Jakob was at the top of his game as a celebrated graphic designer in the advertising world. Ideas and award-winning record covers churned out, and in his mania, he was soaring higher and higher.
Jakob grew up in a Danish provincial suburb. He was one of those kids who like to draw, and his drawings earned him praise. His skills continued to improve because he could concentrate for hours on end. Just graduated as a commercial and graphic artist, 23 years old, Jakob longed to get away. By a stroke of luck, he landed a job at a Copenhagen advertising agency with clients in the music business. The agency had plenty of work. So much, in fact, that he ended up sleeping there on a mattress on the floor.

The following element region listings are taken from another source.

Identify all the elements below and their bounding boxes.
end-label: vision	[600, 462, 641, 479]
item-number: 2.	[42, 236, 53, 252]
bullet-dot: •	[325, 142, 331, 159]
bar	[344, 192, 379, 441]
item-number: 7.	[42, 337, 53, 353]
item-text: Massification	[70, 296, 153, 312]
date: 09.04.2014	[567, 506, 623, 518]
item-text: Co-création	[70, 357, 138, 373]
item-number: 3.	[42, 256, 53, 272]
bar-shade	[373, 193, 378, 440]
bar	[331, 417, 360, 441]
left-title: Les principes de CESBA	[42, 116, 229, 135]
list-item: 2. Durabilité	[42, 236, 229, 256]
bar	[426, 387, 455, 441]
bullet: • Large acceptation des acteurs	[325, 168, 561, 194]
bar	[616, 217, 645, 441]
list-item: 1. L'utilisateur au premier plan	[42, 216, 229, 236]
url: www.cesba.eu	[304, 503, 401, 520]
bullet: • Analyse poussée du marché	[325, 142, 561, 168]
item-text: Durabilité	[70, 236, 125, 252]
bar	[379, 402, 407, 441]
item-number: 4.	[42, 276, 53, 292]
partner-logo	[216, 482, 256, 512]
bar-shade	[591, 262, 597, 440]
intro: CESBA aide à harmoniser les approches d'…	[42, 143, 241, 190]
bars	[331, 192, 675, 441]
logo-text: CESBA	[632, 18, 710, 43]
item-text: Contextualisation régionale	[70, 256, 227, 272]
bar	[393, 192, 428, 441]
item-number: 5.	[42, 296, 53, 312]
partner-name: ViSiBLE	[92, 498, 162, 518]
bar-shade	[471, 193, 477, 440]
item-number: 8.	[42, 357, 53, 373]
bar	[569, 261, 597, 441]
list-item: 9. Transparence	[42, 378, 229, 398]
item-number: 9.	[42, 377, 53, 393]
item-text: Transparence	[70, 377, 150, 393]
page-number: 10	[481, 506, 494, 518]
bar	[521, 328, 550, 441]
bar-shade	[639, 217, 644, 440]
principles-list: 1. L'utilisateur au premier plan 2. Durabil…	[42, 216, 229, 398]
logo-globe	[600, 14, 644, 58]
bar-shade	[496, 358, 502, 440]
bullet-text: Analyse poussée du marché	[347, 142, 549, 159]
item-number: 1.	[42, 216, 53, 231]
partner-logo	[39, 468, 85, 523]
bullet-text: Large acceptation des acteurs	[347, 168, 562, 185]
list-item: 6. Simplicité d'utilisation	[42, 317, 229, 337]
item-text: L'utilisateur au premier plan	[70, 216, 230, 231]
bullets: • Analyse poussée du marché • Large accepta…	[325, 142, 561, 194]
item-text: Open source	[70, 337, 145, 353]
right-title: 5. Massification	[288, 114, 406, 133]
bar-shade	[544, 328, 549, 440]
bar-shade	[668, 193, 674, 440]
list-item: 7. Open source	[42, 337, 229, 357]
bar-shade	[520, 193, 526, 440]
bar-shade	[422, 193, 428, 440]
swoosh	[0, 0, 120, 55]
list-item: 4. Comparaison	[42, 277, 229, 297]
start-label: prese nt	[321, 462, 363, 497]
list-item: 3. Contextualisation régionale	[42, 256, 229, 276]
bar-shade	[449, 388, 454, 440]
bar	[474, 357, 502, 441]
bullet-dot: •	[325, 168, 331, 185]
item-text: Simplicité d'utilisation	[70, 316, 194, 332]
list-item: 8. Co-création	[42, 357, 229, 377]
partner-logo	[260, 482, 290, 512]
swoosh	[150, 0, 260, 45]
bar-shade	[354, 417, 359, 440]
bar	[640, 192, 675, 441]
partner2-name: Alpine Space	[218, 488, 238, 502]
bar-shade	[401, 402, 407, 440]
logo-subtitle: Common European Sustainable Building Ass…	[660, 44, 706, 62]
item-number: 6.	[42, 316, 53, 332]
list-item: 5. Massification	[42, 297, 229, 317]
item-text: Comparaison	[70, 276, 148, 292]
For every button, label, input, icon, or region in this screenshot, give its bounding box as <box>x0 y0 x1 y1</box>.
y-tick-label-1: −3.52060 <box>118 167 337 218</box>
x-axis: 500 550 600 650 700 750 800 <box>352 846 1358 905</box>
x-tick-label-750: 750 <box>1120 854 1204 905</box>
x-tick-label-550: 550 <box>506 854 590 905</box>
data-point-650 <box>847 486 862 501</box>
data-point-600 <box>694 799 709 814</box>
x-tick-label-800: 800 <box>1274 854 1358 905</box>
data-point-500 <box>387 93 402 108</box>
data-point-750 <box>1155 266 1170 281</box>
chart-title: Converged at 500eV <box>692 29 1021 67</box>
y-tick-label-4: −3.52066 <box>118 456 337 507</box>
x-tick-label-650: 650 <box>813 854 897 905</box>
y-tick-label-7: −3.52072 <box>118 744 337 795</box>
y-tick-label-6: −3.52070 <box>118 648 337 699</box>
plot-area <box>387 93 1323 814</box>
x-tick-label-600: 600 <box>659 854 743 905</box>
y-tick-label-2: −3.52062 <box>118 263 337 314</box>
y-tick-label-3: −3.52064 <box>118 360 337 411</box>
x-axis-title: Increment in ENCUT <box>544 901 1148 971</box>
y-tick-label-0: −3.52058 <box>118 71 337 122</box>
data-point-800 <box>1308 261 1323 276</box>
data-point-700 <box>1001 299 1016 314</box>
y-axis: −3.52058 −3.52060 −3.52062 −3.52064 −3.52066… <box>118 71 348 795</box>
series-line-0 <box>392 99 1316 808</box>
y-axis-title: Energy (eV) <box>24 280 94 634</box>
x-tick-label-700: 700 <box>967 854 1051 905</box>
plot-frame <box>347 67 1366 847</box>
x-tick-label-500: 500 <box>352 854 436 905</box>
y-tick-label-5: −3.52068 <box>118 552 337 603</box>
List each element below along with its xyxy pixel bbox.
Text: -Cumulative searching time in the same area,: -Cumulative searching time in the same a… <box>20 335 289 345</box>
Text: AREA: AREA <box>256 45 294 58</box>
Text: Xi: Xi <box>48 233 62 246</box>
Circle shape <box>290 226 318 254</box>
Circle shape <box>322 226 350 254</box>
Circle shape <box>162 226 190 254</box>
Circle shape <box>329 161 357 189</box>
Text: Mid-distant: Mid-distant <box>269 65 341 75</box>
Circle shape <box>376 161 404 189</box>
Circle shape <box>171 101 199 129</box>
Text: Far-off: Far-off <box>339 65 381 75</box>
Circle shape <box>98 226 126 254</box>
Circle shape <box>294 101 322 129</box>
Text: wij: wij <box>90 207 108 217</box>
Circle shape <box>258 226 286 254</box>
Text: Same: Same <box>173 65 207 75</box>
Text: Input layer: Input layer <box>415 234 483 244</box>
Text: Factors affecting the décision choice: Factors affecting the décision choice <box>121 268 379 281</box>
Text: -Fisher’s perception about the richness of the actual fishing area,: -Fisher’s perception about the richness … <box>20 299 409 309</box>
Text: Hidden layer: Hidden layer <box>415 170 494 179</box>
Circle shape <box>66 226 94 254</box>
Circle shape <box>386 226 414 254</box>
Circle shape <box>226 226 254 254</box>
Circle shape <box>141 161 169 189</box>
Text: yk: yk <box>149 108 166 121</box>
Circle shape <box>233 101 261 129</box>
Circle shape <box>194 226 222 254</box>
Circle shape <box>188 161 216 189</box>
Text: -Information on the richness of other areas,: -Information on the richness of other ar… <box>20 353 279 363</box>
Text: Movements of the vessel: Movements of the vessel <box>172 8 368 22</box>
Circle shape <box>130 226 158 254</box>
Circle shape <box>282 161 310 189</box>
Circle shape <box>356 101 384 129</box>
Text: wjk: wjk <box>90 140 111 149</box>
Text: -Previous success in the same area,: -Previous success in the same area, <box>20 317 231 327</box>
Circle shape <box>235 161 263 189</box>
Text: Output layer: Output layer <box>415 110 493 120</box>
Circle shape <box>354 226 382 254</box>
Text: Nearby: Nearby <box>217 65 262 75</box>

Four years after moving to the city, Jakob became creative director at his own agency. Assignments kept pouring in. Jakob’s workday began at 11 a.m. and stretched until 1 a.m. the next morning. When you work so much, you also deserve to party, he reasoned. And Jakob could always start a party with his disco ball, smoke machine and colorful group of friends.
Later, Jakob was puzzled that nobody stopped to wonder what was going on. Maybe he overheard their warnings? Perhaps they said nothing because he was always overflowing with energy? “Because I did feel fantastic. I’m the chosen one!”
Jakob moved into his office in 2001. “That’s probably the time when things began to fall apart,” he says, “because I started to stay awake for several days at a time, working.” One night he was scribbling down ideas, faster and faster, and suddenly he exploded inside. “There was this FLASH and I had a vision. Everything that we were doing was totally passé. And I knew what we needed to do. We had to reform the entire music industry – no, the entire entertainment industry – and I saw how things would be in six or seven years, I saw it so clearly.” “My mania kept soaring because I couldn't talk to anyone. I felt quite lost, and yet everything was so beautiful.”
Some time later, his father asked him how he was doing. Not very well, Jakob told him. Should his father come and get him? Yes. And then Jakob fell silent. He moved into his parents’ basement and tried to get his life together. Jakob describes these years as a long, downward spiral. Eventually, his parents went so far as to try and get him committed to a psychiatric hospital.
But when he was finally ready to leave the hospital, his past was waiting for him on the outside – and eager to catch up. One night, Jakob discovered that he was trying to figure out the most rational way to commit suicide; this time, he caught himself and was voluntarily admitted to the hospital for depression.
Jakob has now lived with the diagnosis of bipolar disorder since 2003, the same year he went bankrupt. The realization that he would never return to his old life came slowly. “I was Mr. Rock’n Roll when I lived in Copenhagen, and continued to be so for a long time in my own mind.” For an extended period, he believed he was sad, not sick. Accepting his illness with the help of the Mood Disorders Clinic is a process that has taken years.